Civil-military cooperation is also part of the scenario, targeting the training needs of many different types of actors. A large part of the participants are students from the Advanced Command Programme at the Swedish Defence University, and students from the Master's Programme in Politics, Security and War also participate in roles such as policy advisors.

"In this type of staff exercise, participants are organised into headquarters with different functions. When something happens, the participants have to react and act on it. They practise what decisions to make and how to plan and take into account different aspects of the conflict, both civilian and military", says Magnus Bodén.

"The main challenge is to make the information flow work, not only within each staff but also between the headquarters and the civilian and military components. In this exercise, we try to bring together the coordination between the NATO operation and the military and civilian operation conducted by the UN in neighbouring countries. The common denominator of the exercise is coordination between different actors", he continues.

Photo: Sofia Kalmeborg/ the Swedish Armed Forces.

Training for students at the Advanced Command Programme

Martin Nordanskog is a second-year student at the Advanced Command Programme and he participated in the exercise in the role of Deputy Chief of Staff.

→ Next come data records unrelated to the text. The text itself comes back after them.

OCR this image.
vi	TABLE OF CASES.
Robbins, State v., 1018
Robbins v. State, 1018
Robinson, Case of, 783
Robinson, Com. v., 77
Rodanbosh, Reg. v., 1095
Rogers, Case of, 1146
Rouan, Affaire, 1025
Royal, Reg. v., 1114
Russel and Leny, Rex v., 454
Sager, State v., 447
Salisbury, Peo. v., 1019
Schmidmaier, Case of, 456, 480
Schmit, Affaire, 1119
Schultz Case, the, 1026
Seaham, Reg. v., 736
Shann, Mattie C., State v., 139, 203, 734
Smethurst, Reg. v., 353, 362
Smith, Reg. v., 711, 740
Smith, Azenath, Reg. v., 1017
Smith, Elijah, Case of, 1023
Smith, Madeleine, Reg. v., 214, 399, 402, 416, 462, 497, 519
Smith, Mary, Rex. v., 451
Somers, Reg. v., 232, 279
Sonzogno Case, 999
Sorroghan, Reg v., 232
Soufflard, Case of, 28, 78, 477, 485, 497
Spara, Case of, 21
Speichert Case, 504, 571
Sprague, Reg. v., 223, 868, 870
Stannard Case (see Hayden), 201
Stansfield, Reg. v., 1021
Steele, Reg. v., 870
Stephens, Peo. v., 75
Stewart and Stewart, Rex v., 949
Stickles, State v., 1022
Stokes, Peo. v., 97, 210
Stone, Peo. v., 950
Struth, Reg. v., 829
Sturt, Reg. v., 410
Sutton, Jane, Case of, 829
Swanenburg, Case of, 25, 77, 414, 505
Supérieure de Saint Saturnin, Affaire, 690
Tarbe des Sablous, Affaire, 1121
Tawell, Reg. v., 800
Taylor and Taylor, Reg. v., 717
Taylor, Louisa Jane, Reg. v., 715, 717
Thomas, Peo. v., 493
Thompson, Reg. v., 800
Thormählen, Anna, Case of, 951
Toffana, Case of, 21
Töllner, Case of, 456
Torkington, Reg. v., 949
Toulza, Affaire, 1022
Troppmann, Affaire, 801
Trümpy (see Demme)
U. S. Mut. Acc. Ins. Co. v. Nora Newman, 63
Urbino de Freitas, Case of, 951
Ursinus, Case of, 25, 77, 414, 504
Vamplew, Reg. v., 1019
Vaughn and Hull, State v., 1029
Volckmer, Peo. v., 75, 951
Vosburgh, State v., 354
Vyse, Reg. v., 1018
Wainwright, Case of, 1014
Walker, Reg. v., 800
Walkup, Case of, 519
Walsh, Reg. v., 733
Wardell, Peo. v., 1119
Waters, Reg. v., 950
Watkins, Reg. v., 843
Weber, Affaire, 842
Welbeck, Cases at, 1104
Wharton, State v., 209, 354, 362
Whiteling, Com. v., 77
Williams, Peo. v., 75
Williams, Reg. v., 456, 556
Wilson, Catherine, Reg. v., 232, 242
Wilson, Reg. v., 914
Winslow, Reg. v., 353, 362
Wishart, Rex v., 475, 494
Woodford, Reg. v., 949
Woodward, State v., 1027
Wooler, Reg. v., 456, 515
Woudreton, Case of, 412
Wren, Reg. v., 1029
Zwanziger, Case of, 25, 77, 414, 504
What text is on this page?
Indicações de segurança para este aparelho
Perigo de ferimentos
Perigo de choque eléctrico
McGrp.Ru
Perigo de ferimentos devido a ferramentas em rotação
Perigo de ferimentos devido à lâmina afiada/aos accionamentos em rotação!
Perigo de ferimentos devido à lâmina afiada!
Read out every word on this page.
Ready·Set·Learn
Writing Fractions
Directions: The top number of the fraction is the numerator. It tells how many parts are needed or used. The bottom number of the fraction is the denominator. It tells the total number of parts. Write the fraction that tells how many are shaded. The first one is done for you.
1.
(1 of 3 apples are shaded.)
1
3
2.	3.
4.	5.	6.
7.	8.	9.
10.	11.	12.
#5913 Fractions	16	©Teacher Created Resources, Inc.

"In my role, I coordinated the work of our operational staff, and additionally coordinated our staff with others so that we had a common working process. For me, this meant preparing and facilitating meetings and supervising the work to identify any emerging needs of other members of the staff where coordination and other things were needed", he says.

Martin Nordanskog says that the game provides a good training environment where the content from the education can be put into practice.

"We were able to work with the problems and the professional challenges that we will face after our education. We could identify what is required in terms of practical work based on the problems we have previously discussed from different theoretical aspects."

For example, how to manage time constraints and what kinds of challenges need to be handled in the present, in the short term and in the longer term.

"We have not yet formally evaluated the exercise, but my impression is that it went well. There were some initial challenges, such as starting up the exercise and making everything work. It was a quick start-up with a lot of information to absorb, but things improved along the way", says Martin Nordanskog.

“A lot of fun and very educational”

Hugo Dooley is a student at the Master's Programme in Politics, Security and War with a focus on War Studies. He participated in the exercise as a political advisor to a specialised unit and to the Lieutenant-General. His role was to analyse the political consequences of various decisions and monitor the development of events. In addition, he updated the Lieutenant-General on the political situation, the implications of the NATO operation and the UN mandate.

"I also provided analyses of the political consequences of targeting certain critical military objectives and assisted with long-term planning", he says.

The role involved morning briefings for the headquarters and working closely with military participants. Before the exercise, he had to read up on a wide range of information about the fictional countries and the background to the conflict in the area.

"The scenario is very relevant considering the current world events. It was extremely fun and educational to be involved in the exercise. Although the days were long and stressful, it was interesting to test how what we have learned during four years of study works in the real world", he says.